Uncovering a fatal mystery: Why didn’t airbags deploy?
NHTSA officials are disputing the newspaper’s findings.
MCCLATCHY NEWSPAPERS
KANSAS CITY, Mo. — Brooke Katz died three months pregnant.
A hit-and-run motorist slammed into the front of the 2005 Dodge Caravan she was driving, spinning it 180 degrees.
“It’s one that sticks with me,” Atlanta Police Officer Shane Keller said recently. The crash was so violent that rescuers needed the Jaws of Life to free Katz, 27, a Georgia wife and mother who had just buckled herself in to go to work.
Then they saw something “curious,” as the officer put it. The Caravan’s airbags had not deployed.
It’s a fatal mystery repeated in hundreds of traffic accidents, an investigation by The Kansas City Star found: front airbags that did not inflate in deadly front-end crashes.
Analyzing a National Highway Traffic Safety Administration database of all traffic fatalities over a six-year period, the newspaper discovered that far more people had died from wrecks where airbags didn’t deploy than all of those who died from injuries caused by airbags that fired too easily or too forcefully.
A decade ago, deaths blamed on overly aggressive airbags triggered congressional action, which brought about the so-called “smart bags” of today. About 300 people have died from improper airbag deployments since 1990.
But The Star found those deaths are dwarfed by another body count just as disturbing. At least 1,400 drivers and front-seat passengers died from 2001 through 2006 in front-impact crashes involving vehicles whose airbags — smart or otherwise — never deployed.
“I have to say I’m shocked,” said Joan Claybrook, former chief of NHTSA and current president of the consumer advocacy group Public Citizen. “These airbags should deploy.”
To be sure, even when airbags work, people still die in serious accidents.
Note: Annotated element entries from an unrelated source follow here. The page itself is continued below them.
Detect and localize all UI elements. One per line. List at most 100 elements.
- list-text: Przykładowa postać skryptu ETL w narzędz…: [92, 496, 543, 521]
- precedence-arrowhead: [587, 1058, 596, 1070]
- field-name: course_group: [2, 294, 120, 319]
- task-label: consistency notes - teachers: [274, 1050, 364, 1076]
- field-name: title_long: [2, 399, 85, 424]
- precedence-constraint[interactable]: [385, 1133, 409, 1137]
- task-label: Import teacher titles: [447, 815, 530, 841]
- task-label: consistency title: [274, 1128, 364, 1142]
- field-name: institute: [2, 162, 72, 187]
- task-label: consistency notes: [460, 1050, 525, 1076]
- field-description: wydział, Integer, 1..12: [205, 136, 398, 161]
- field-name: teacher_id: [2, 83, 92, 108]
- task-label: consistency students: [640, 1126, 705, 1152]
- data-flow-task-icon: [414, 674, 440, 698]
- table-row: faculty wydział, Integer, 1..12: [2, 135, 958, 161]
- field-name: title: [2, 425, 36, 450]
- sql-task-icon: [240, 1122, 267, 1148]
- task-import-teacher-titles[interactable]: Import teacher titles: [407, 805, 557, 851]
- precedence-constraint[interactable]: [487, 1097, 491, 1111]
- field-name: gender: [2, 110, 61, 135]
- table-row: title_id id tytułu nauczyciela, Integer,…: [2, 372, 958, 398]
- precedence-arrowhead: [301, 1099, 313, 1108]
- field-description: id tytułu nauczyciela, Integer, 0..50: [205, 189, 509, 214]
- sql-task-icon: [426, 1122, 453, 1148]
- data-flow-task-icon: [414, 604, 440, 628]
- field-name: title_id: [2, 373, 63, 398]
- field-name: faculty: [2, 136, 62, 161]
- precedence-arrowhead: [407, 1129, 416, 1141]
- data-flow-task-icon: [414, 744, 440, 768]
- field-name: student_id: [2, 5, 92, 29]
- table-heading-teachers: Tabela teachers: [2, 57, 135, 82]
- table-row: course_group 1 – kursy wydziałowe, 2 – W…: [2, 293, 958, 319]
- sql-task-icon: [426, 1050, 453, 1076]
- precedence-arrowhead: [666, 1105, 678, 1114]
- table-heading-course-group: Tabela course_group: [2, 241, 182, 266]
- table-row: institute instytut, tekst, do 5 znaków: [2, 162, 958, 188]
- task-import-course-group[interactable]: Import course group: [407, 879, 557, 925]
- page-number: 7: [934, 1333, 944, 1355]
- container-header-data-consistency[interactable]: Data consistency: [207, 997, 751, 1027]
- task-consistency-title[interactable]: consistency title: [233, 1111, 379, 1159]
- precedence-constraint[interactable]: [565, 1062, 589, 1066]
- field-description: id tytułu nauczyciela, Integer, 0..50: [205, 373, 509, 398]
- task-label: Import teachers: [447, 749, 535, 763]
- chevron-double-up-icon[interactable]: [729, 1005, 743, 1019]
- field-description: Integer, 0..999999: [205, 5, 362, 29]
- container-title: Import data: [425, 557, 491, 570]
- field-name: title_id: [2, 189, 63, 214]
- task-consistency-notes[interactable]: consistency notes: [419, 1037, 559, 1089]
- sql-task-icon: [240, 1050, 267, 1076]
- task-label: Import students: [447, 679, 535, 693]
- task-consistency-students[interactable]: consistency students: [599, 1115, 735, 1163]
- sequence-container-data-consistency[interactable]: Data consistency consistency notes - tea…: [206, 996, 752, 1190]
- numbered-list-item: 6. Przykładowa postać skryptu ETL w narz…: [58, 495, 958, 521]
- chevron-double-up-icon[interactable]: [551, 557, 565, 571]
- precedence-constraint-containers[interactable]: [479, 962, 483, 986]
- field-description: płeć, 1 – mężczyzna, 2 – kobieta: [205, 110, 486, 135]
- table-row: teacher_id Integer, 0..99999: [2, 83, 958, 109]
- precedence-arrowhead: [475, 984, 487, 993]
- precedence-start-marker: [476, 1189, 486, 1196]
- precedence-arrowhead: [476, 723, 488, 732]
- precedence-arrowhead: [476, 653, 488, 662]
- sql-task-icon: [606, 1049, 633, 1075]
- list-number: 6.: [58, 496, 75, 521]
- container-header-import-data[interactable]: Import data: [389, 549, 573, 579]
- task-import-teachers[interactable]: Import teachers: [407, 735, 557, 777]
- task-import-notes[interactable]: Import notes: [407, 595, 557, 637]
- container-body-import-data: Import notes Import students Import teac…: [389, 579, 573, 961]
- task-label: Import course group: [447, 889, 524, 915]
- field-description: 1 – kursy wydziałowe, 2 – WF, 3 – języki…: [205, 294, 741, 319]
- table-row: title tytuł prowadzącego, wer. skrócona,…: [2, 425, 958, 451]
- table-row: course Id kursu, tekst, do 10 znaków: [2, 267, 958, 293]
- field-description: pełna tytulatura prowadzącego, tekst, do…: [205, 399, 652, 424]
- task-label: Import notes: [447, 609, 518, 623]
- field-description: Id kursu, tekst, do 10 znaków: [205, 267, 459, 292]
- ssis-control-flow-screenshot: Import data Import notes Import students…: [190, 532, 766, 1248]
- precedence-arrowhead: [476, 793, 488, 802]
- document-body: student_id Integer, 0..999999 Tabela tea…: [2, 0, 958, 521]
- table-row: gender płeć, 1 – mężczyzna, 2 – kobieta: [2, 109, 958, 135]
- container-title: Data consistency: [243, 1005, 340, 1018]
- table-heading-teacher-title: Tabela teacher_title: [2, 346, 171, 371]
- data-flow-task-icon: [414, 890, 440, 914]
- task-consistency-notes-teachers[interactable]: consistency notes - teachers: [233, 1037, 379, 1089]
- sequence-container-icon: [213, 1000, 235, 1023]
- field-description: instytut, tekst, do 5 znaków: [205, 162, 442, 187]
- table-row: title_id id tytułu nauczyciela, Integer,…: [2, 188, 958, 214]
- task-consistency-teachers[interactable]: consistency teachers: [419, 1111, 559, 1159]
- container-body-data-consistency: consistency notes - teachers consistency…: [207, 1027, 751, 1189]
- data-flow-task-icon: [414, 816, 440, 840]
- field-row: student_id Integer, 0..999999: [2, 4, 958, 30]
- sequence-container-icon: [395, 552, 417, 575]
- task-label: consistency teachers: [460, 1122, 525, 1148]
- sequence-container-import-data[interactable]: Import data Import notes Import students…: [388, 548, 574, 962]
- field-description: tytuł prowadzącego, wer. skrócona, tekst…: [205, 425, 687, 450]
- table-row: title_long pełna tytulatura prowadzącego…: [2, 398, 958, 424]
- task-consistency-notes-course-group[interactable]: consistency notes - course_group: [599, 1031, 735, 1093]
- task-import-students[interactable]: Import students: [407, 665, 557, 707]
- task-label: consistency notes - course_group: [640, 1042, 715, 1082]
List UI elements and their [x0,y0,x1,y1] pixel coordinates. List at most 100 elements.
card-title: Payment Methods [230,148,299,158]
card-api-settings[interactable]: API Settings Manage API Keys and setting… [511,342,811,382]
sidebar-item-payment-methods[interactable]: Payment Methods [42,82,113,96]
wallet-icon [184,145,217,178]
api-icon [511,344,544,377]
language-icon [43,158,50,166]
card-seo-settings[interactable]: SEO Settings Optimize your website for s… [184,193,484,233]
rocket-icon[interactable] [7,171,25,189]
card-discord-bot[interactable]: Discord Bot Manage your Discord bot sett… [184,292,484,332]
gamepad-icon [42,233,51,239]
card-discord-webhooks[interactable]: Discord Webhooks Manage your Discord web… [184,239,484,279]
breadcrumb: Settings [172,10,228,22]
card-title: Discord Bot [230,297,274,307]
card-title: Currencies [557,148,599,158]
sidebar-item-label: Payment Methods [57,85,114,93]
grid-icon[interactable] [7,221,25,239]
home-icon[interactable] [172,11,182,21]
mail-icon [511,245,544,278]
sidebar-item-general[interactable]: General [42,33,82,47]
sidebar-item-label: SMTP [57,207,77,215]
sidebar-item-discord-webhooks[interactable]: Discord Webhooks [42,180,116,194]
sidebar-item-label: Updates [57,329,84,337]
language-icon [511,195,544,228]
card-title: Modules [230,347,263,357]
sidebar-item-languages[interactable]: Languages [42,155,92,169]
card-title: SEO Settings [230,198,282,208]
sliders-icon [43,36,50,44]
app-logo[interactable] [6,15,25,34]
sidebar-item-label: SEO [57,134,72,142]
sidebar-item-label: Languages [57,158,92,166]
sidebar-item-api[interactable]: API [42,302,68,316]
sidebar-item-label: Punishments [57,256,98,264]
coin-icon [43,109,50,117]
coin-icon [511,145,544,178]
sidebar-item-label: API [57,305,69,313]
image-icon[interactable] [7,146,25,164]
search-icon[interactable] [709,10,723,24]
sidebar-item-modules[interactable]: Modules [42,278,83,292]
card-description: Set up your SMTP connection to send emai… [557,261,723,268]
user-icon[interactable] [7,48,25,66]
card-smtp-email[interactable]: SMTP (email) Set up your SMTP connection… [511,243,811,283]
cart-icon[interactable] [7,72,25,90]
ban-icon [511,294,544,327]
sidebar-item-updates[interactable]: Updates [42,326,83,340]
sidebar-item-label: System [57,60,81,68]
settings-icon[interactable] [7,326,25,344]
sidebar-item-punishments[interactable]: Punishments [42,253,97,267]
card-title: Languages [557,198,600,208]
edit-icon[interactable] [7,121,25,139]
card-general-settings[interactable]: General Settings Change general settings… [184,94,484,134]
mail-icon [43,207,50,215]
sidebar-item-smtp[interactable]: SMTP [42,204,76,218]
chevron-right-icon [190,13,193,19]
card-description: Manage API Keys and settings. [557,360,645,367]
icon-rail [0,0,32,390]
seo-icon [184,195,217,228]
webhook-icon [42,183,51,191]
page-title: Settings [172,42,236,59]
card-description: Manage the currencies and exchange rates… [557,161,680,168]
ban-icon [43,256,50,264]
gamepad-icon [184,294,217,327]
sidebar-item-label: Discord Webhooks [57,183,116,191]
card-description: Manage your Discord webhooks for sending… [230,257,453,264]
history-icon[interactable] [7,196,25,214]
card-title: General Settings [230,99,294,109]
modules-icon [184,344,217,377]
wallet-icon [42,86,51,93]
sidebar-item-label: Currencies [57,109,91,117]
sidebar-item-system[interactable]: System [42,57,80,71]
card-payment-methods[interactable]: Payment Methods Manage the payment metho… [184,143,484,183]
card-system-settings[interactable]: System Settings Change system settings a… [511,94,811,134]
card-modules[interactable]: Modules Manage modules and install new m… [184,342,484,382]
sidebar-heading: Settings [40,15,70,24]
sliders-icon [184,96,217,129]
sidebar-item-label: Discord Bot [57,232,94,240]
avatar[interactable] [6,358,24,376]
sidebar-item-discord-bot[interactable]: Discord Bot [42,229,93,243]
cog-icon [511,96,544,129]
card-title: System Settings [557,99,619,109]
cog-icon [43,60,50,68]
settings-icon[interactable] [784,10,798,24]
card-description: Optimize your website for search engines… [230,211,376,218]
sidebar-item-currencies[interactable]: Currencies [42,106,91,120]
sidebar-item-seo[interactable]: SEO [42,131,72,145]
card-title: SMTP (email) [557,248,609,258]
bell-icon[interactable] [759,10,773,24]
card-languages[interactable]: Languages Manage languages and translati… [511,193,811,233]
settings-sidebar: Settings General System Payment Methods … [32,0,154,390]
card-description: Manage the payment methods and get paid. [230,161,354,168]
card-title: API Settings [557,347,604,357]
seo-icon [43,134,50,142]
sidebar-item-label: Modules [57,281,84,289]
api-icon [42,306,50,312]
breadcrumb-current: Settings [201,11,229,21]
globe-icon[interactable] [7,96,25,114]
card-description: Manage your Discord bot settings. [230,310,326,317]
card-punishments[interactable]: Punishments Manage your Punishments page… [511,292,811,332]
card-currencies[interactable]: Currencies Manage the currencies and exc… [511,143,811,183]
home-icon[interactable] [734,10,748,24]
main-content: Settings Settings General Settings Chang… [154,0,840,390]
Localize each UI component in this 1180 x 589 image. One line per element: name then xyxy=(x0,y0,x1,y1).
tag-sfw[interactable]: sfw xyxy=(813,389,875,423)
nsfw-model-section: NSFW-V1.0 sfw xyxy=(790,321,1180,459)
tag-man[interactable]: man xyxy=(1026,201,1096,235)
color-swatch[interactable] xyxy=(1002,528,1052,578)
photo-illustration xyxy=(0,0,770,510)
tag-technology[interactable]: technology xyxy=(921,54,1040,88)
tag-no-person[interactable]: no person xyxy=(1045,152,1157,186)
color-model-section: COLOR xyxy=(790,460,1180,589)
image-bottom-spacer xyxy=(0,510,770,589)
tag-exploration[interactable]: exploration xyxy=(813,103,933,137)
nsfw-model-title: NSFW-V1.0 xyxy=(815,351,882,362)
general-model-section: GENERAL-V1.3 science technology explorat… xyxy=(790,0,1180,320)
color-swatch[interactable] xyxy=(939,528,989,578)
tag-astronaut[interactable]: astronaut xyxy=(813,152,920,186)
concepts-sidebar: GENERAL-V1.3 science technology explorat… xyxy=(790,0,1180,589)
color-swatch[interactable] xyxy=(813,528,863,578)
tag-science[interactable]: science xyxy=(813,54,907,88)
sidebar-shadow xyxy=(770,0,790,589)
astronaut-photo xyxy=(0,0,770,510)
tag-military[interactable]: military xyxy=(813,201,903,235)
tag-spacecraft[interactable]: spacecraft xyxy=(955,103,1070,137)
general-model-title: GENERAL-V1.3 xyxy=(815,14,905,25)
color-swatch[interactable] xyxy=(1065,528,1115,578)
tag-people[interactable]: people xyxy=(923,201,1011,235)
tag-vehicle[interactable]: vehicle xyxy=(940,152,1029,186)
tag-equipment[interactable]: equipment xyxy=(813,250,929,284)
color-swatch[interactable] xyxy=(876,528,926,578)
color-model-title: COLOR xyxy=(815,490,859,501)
In the six-year span analyzed by The Star, head-on crashes killed roughly 14,000 drivers and front-seat passengers, even though their airbags deployed.
But in that same period, the federal government has estimated that airbags saved 15,000 lives.
Nobody knows how many more lives could have been saved if the airbags had deployed in the cases reviewed by The Star. And because of insufficient data gathered by NHTSA, speeds for many of those wrecks also are undetermined, raising questions as to whether those vehicles were going fast enough to activate the airbags.
For those reasons and others, current NHTSA officials disputed The Star’s findings and don’t consider uninflated airbags to be a significant problem.
“There is never an acceptable failure rate,” said agency spokesman Rae Tyson. However, he insisted that it is impossible to draw any conclusions about the lack of deployments based on the agency’s data.
In a written statement, NHTSA warned that “The Kansas City Star is doing a grave disservice to its readers, by implying — through an improper analysis of our own data — that airbags are not performing as intended. Nothing could be further from the truth.”
A spokesman for the auto industry, Charles Territo of the Alliance of Automobile Manufacturers, said that “no two accidents are alike” and that conclusions can’t be drawn from the analysis without knowing more about each accident.
However, another former NHTSA administrator disagreed, calling the database the “best in the world.”
“Yes, it’s flawed. But it is the best you’ve got,” said Ricardo Martinez, who led the agency during the Clinton administration.
He said the newspaper’s findings point NHTSA “to an area that warrants investigation to see if there is an opportunity to improve safety.”
In its database analysis, The Star eliminated thousands of fatalities in an attempt to produce as conservative a finding as possible.
Finally, the newspaper consulted with automotive safety researchers, statisticians and other experts — including former NHTSA officials — in formulating its methodology for the analysis. All found it acceptable. And the National Institute for Computer-Assisted Reporting in Columbia, Mo., examined the same database and confirmed The Star’s numbers.
Moreover, the NHTSA database reveals that the annual number of deaths in nondeployment crashes grew dramatically — about 50 percent — since 2001. In 2006 alone, the deaths rose by 14 percent from the previous year — despite a 2-percent drop in all traffic fatalities.
NHTSA declined to make top agency officials available for interviews.
Although its spokesman discounted The Star’s findings, he added that 1,400 deaths, if true, were not that alarming.
“If it’s a real number, it’s not a surprise to us,” Tyson said.